Paper No. 88-12
Presentation Time: 11:05 AM
MORPHOLOGIC VARIABILITY OF SWEETOGNATHIDS: PHENOTYPIC OR GENOTYPIC?
The role of phenotypic plasticity in population divergence is an emerging field in ecologic and evolutionary biology. There are examples of phenotypic plasticity in cichlid fish pharyngeal jaws developing under changing ecologic conditions and food resource partitioning. Is it possible that the high degree of morphologic plasticity of teeth in the conodont genus Sweetognathus is related to shallow-marine instability sustained by repeated sea-level fluctuations associated with long eccentricity (405 Kyr) cyclothems during the late Paleozoic Ice Age (LPIA), as well as other detrimental environmental conditions?

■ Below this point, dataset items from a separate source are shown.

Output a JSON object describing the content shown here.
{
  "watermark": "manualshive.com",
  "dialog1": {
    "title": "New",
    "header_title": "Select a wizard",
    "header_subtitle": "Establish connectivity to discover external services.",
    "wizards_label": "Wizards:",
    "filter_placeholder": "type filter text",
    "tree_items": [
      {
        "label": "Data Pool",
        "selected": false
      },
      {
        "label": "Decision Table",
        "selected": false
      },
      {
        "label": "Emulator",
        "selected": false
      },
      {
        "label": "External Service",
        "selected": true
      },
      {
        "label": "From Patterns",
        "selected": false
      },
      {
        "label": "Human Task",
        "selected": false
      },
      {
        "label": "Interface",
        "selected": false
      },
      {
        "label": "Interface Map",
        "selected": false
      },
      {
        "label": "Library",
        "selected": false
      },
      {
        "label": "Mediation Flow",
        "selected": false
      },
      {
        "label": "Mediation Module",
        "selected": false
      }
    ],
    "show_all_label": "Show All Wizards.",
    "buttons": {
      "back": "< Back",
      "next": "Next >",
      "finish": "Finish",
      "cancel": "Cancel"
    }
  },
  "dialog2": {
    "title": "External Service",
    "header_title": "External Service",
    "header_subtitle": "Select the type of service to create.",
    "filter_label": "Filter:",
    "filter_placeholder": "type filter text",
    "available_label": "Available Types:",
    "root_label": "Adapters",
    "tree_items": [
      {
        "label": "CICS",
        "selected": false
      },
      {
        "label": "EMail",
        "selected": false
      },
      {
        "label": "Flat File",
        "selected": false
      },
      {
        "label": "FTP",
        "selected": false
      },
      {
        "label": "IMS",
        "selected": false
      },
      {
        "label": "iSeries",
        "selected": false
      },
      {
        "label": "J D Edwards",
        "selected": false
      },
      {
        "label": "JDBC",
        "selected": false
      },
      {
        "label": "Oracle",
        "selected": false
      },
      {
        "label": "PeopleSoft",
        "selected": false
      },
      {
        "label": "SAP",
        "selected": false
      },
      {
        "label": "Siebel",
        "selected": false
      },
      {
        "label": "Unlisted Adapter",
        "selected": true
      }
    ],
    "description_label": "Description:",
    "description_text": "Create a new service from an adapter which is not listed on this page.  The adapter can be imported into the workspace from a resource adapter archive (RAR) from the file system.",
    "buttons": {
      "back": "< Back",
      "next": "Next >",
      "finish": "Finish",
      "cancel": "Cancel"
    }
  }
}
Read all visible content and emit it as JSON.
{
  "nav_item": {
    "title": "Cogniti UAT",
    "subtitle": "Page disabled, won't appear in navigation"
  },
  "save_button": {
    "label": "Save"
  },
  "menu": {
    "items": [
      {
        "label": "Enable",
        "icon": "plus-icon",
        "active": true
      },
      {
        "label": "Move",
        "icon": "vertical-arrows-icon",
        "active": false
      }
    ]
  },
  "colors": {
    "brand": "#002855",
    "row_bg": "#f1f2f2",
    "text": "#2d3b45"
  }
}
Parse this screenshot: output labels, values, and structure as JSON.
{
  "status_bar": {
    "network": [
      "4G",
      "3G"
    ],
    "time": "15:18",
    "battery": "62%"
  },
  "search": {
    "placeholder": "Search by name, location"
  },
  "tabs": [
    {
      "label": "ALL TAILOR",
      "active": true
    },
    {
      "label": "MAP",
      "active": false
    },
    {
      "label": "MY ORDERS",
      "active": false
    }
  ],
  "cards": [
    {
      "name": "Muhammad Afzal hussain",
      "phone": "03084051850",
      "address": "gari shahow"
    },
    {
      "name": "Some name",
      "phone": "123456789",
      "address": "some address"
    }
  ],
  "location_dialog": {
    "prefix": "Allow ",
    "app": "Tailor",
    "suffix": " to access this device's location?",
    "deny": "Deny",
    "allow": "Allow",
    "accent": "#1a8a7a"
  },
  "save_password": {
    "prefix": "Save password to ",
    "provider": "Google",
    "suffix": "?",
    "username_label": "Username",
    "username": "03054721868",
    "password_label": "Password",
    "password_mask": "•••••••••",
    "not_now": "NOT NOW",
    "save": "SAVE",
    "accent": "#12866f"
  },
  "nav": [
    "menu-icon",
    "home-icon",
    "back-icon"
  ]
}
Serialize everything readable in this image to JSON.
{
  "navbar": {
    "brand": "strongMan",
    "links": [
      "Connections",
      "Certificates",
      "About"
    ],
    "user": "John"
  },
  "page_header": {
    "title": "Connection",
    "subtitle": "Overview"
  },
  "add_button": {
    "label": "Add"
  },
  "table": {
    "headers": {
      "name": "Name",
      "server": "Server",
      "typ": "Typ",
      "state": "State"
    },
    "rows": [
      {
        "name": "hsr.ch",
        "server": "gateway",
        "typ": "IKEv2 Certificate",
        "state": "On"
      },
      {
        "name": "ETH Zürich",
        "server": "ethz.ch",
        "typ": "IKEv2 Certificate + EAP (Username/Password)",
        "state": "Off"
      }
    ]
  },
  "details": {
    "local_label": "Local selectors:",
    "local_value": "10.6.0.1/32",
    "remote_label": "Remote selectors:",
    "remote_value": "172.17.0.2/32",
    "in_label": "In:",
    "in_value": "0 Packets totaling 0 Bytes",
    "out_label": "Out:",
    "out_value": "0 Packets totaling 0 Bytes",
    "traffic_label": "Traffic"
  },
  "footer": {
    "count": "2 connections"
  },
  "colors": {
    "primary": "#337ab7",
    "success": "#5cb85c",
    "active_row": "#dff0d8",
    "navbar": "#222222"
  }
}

Sweetognathus originates during the early Asselian in the mid-west USA and/or Bolivia with the evolution of Sw. expansus, followed by a lineage including Sw. sulcatus, Sw. wardlawi, Sw. merrilli, Sw. whitei and Sakmarian Sw. obliquidentatus. Populations of these taxa exhibit very high morphologic plasticity, but only rare specimens of some taxa have been found as far away as the Canadian Arctic and the Pamirs and only the latter species in the Urals. During the late Asselian a new morphotype originates; this species is first recovered in Nevada and migrated to the Urals. This form is interpreted as the ancestor of a second Sweetognathid lineage including Sw. binodosus, Sw. anceps, Sw. asymmetrica (species name replaces Artinskian homeomorph of Sw. whitei), Sw. behnkeni, Sw. clarki as well as Neostreptognathodus pequopensis and N. pnevi. Morphologic plasticity is still present, but to a much lower degree compared to the earlier lineage. Survival in the more stable post-LPIA shallow marine environment may not have required access to as many morphotypes. The expansion of this lineage is far more successful than the first and descendant forms range up to the Changhsingian. This biostratigraphically useful group of species exhibit near global distribution and will contribute to the definition of Artinskian and Kungurian Stages. A genetic basis for this morphologic plasticity is interpreted, but success is variable depending on ecologic setting. Overall morphologic trends in both lineages start with a pustulose ridge-like carina, later separated into nodes, then the nodes expand transversely, and finally they split apart into two rows. Is this an adaptive response to comparable adaptive peaks?